使用伺服器端自動化功能搜尋多區域沿襲

本文說明如何使用 searchLineageStreaming API 查詢多層級的跨區域資料沿襲。

searchLineageStreaming API 會從一組已定義的根實體開始,在指定方向 (上游或下游) 執行廣度優先搜尋,並以即時串流回應的形式傳回統一的歷程圖。

詳情請參閱「關於多區域歷程搜尋」。

主要功能

searchLineageStreaming API 包含下列功能:

  • 廣度優先搜尋:逐層遍歷沿襲圖,準確計算每個連結資產的深度。

  • 串流回應:在後端系統探索子圖和沿襲連結時傳回。這項功能非常適合廣泛或深入的沿襲圖,可避免要求逾時。

  • 多個位置和多個專案的遍歷:雖然您只在要求路徑中指定一個帳單專案,但只要您具備必要權限,API 就會自動探索並遍歷多個 Google Cloud 專案和地理位置的歷程連結。

  • 精細的資料欄層級歷程:支援搜尋資產間的資料欄層級依附元件。

  • 萬用字元查詢:在完整名稱 (FQN) 後方加上 *,即可擷取特定實體的所有欄位層級沿襲資訊。

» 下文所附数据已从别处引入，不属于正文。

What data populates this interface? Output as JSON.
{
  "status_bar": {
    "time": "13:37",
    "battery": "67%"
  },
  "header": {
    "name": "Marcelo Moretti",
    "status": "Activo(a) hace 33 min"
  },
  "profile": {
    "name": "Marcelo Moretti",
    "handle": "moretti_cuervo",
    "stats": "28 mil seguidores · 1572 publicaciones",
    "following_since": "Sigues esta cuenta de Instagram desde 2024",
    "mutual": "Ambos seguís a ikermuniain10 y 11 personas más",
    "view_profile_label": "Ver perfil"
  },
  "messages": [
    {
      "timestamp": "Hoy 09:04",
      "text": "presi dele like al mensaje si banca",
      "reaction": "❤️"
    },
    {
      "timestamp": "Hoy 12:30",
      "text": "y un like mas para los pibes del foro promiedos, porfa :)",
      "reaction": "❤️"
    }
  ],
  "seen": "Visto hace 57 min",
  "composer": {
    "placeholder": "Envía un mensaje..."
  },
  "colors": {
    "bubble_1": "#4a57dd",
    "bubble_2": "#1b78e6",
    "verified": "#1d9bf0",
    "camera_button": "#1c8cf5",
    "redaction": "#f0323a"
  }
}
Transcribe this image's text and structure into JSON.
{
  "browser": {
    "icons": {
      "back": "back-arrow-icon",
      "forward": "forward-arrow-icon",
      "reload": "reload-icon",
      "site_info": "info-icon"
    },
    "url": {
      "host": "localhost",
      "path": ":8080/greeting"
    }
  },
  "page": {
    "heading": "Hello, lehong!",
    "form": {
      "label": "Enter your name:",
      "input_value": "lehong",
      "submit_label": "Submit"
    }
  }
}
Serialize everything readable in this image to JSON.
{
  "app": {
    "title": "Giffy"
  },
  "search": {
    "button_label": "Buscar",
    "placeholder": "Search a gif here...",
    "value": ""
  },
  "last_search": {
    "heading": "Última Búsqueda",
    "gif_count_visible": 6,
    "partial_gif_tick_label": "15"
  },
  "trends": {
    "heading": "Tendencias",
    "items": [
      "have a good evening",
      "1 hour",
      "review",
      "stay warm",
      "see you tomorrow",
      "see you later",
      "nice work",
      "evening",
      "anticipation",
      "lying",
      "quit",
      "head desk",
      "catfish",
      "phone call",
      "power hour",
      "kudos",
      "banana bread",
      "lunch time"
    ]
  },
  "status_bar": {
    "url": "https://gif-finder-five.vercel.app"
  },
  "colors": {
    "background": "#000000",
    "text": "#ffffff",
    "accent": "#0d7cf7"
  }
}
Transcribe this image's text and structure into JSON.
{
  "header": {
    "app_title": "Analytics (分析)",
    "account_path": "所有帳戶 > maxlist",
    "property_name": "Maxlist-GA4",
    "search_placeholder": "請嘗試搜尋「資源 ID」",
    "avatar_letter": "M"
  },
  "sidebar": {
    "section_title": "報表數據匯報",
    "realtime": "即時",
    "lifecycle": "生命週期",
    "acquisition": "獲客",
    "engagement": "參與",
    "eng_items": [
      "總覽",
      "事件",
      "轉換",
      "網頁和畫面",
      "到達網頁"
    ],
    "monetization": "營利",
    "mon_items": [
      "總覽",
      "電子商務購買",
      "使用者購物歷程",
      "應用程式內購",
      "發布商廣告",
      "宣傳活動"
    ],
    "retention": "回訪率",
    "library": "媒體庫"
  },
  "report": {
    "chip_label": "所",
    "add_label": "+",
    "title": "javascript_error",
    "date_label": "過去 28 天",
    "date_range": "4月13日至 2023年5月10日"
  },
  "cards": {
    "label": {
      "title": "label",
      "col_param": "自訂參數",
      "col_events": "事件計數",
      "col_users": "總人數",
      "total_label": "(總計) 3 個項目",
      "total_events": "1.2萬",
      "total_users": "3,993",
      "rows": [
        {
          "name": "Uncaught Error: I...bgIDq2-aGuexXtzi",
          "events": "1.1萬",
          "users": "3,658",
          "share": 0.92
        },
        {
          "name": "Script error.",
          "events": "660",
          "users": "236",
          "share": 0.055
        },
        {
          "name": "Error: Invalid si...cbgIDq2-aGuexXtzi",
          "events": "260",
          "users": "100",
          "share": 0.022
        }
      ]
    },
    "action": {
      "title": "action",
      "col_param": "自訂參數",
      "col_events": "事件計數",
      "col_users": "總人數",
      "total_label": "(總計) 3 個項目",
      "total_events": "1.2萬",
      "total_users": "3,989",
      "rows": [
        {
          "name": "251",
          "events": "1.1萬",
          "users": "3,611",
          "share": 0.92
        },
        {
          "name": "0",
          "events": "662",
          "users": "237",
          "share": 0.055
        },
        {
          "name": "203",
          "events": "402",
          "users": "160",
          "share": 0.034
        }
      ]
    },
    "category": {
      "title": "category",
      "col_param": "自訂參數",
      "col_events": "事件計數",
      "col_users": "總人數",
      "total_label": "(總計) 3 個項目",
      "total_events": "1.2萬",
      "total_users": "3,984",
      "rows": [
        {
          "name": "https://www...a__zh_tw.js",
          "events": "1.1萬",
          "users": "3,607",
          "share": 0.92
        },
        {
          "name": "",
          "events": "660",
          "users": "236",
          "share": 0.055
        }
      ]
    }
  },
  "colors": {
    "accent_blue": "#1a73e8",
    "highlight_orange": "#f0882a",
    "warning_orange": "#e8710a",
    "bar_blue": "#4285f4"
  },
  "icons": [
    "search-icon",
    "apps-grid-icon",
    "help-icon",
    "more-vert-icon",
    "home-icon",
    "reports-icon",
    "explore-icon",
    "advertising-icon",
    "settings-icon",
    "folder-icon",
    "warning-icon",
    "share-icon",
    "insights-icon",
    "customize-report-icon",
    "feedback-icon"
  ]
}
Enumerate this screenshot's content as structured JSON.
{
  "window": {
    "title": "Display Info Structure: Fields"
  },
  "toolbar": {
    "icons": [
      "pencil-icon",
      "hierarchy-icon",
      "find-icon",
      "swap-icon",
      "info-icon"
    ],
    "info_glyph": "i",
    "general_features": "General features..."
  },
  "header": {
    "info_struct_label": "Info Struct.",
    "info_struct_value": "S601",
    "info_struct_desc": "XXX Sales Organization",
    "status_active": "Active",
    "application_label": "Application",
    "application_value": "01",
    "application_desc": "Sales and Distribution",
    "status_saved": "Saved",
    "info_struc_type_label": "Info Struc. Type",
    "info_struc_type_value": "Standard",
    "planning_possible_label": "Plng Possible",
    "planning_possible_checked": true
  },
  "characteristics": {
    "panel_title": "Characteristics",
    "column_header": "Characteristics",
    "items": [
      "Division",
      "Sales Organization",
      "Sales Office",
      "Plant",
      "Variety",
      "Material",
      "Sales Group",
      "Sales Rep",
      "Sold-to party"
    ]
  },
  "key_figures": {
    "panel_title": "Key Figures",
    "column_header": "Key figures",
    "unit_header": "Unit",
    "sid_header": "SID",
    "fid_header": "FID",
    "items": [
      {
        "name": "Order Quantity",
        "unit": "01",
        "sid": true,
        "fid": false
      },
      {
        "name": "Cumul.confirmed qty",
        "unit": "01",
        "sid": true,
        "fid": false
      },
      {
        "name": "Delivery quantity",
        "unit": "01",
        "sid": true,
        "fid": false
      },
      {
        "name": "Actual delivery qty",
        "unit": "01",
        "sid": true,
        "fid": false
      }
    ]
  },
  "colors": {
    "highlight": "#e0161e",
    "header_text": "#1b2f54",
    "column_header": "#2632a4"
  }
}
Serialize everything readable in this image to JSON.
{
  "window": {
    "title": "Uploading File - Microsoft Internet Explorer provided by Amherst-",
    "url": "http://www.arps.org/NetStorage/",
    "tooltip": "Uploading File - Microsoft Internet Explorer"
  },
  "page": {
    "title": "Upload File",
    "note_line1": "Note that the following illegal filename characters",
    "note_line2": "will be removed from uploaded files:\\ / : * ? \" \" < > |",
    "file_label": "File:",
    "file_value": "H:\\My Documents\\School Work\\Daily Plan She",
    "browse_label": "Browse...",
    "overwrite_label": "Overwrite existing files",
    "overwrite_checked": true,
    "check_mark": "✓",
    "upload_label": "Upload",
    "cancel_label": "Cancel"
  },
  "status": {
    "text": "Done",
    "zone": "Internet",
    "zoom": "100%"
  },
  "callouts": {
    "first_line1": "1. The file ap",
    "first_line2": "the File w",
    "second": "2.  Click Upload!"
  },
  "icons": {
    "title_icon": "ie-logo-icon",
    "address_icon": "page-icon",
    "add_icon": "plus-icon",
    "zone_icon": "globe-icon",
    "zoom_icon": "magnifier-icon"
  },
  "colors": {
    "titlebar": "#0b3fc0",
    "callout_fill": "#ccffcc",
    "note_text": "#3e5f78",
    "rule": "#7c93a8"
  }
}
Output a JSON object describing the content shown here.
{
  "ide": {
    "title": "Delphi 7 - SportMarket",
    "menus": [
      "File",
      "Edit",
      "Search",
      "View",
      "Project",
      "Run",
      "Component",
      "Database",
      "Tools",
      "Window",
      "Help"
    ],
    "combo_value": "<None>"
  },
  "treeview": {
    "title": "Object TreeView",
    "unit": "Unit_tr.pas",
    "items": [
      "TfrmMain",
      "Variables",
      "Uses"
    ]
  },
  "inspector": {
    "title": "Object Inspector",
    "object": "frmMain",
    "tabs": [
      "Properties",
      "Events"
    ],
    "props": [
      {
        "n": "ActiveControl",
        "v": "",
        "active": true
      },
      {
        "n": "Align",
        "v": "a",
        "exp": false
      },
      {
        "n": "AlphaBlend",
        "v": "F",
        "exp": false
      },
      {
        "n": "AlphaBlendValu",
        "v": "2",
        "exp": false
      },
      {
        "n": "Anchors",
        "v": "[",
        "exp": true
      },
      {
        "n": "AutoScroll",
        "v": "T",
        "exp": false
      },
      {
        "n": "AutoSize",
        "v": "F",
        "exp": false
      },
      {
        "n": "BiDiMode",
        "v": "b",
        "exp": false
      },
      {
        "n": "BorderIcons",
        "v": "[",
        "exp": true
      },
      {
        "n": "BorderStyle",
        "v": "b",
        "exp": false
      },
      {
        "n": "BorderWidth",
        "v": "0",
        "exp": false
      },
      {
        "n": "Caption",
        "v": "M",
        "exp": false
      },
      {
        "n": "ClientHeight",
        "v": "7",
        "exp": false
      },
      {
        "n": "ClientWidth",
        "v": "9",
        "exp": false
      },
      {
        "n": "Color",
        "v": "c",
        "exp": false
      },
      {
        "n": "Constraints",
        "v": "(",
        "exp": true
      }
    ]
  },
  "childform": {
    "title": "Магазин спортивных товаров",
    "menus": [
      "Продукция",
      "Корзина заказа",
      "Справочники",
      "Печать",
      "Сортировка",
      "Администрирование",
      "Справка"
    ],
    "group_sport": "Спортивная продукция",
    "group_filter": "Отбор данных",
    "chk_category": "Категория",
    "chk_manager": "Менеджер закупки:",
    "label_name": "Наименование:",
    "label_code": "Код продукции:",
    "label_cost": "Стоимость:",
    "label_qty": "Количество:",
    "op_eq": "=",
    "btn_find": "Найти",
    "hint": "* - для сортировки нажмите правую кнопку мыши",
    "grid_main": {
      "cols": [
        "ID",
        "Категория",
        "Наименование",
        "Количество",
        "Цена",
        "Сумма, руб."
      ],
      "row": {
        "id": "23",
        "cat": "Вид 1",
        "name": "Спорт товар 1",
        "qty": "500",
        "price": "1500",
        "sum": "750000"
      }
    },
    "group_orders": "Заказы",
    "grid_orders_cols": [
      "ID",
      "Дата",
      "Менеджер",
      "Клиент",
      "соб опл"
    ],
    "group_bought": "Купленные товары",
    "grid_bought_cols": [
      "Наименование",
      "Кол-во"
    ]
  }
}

  • 管道洞察:選擇性擷取有關建立沿襲連結的轉換管道 (程序) 的中繼資料。

事前準備

向 API 發出要求前,請先確認您符合下列安全性和環境先決條件:

必要的角色

如要取得搜尋資料歷程連結所需的權限,請要求管理員在儲存歷程連結和程序的專案中,授予您「資料歷程檢視者 」(roles/datalineage.viewer) IAM 角色。如要進一步瞭解如何授予角色,請參閱「管理專案、資料夾和組織的存取權」。

這個預先定義的角色具備搜尋資料沿襲連結所需的權限。如要查看確切的必要權限,請展開「Required permissions」(必要權限) 部分:

所需權限

如要搜尋資料沿襲連結,必須具備下列權限:

  • 搜尋實體層級的沿革: datalineage.events.get 在儲存連結的專案中
  • 搜尋資料欄層級的沿革: datalineage.events.getFields 在儲存連結的專案中
  • 擷取完整的管道程序詳細資料: datalineage.processes.get 在儲存程序的專案中

您或許還可透過自訂角色或其他預先定義的角色取得這些權限。

資源範圍

設定 API 要求時,您必須區分用於管理結帳的資源,以及 API 掃描的實際位置:

  • 帳單父項路徑:網址要求中的 parent 路徑必須使用 projects/project/locations/location 格式。這個特定專案/位置組合專門用於評估帳單配額和 API 速率限制。

  • 目標位置:在要求主體內的 locations 陣列中,明確定義要讓後端掃描的區域。

設定驗證

使用存取權杖初始化環境變數,驗證 curl 指令: Google Cloud

export ACCESS_TOKEN=$(gcloud auth print-access-token)

使用範例

下列範例使用 datalineage.googleapis.com 端點。

搜尋多層級、多專案沿襲

如要執行深度歷程搜尋,跨越多個圖表深度,並掃描不同專案,請定義下列變數: Google Cloud

  • limits.maxDepth 設為目標遍歷深度 (接受 1100 之間的值)。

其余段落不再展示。